Web-radio stations operate on all sorts of models ranging from ads to sponsorship and subscription-feed. Many traditional radio stations are simultaneously available on the Net. All you need to do is log on to the Website and the audio will play off a software media player (or browser plug-in) that supports streaming audio formats.

Internet radio comes both live and canned. Sometimes it's streamed at the same time as live AM/ FM broadcasts, or it may be a recording. The BBC is now toying with the idea of allowing music downloads from its popular music programmes-- it offered a complete set of Beethoven symphonies recently on MP3.

Quite often Webradio is referred to as "podcasting". That word is derived by combining the popular "iPod" and "broadcast". You don't need Apple's player -- any system that supports MP3 or any portable device that supports media download and playback may be used to listen to podcasts.

The useful thing about owning an ipod or some such MP3 player is that MP3 files can be downloaded and enjoyed at leisure. Podcasts, as these are known, are usually delivered using the RSS technology that all bloggers swear by.

RSS, or "really simple syndication", is a technology that allows a surfer to automatically check sites for new content. It is invaluable for a surfer who is checking through dozens of sites looking for a few new items. Without RSS, blogging would be a painfully manual process.

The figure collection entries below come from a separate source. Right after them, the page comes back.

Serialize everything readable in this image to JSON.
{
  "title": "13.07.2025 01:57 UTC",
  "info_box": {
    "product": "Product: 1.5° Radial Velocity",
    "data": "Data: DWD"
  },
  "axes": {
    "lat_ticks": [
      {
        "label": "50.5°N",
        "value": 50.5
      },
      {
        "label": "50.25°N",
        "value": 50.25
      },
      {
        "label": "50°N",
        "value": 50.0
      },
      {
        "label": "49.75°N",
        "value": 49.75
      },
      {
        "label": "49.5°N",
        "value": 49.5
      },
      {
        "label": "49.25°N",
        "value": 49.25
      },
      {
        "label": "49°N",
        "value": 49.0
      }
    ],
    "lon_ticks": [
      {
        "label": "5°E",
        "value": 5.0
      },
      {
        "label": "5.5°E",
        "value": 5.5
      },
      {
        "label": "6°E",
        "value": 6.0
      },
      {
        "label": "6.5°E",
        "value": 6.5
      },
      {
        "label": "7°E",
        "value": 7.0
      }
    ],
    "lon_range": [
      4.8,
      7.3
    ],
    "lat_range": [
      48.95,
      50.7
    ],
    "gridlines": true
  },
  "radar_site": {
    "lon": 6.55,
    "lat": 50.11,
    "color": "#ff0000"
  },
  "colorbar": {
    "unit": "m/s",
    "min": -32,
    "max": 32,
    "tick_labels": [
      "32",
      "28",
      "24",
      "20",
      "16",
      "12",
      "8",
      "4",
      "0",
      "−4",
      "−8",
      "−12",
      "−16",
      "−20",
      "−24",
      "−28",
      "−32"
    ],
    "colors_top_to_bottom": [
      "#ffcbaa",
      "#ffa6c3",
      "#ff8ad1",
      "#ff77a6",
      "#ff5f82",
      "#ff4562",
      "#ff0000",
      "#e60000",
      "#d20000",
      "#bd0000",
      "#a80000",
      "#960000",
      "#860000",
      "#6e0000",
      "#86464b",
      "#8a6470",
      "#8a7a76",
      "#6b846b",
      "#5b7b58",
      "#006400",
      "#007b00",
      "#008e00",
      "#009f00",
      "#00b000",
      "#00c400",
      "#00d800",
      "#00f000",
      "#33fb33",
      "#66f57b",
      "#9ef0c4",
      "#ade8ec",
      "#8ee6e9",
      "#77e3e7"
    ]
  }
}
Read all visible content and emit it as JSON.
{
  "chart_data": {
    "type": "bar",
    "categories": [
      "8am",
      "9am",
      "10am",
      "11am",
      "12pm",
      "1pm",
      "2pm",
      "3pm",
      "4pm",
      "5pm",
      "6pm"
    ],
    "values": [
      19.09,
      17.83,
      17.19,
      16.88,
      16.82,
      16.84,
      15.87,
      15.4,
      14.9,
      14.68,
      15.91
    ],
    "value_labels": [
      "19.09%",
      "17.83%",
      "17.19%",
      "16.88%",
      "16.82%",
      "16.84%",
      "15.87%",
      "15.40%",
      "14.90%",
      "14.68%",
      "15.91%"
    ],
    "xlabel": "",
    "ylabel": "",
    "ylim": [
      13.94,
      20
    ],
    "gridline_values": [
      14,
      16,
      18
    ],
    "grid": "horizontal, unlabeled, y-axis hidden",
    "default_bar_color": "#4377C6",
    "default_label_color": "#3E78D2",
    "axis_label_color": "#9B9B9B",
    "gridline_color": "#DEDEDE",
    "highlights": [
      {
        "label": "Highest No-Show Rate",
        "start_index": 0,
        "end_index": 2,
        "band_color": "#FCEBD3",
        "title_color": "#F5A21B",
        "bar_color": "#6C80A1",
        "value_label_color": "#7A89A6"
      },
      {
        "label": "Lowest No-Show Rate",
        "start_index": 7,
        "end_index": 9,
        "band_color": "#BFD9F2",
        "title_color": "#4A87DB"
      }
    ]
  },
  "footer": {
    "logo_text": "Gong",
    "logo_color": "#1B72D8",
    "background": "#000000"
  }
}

The RSS radio application similarly makes it possible for podcast audiences to download new shows from dozens of sites and listen at their convenience.

The RSS software client will check for new shows from the sites you list, whenever you ask it to, or on an automated schedule. Then, you can listen to downloaded podcasts on a PC or a portable device (MP3 player, PDA, cellphone) when and where you want.

The widespread availability of the technology has led inevitably to an explosion of personalised content. Thousands of bloggers have now started offering Webcasts where they speak at length on subjects close to their hearts. Some talk about their sad and sorry love lives, others expound on the repressive nature of the Chinese regime.

Like all Web-content, some of this is obscene and much of it is puerile. But it's there in great gobs and some of it is unavailable elsewhere. I have minority tastes. Podcasting gives me access to more high-quality jazz (www.jazzexcursion.com is a fave) and classical music (www.classicalWebcast.com) than I can handle.

Rock music fans have even bigger lists (try ww.virginradioclassicrock.com for standards). If you fancy watching chessplayers explaining their choice of moves (https://chessbase.com), Web-radio is again the way to go.

Sooner or later, mainstream media will wake up to the sheer dimensions of Webcasting. At that stage, it's likely that FM will be supplanted completely. And it will become impossible for totalitarian governments to exercise any measure of control over what their subject populations say.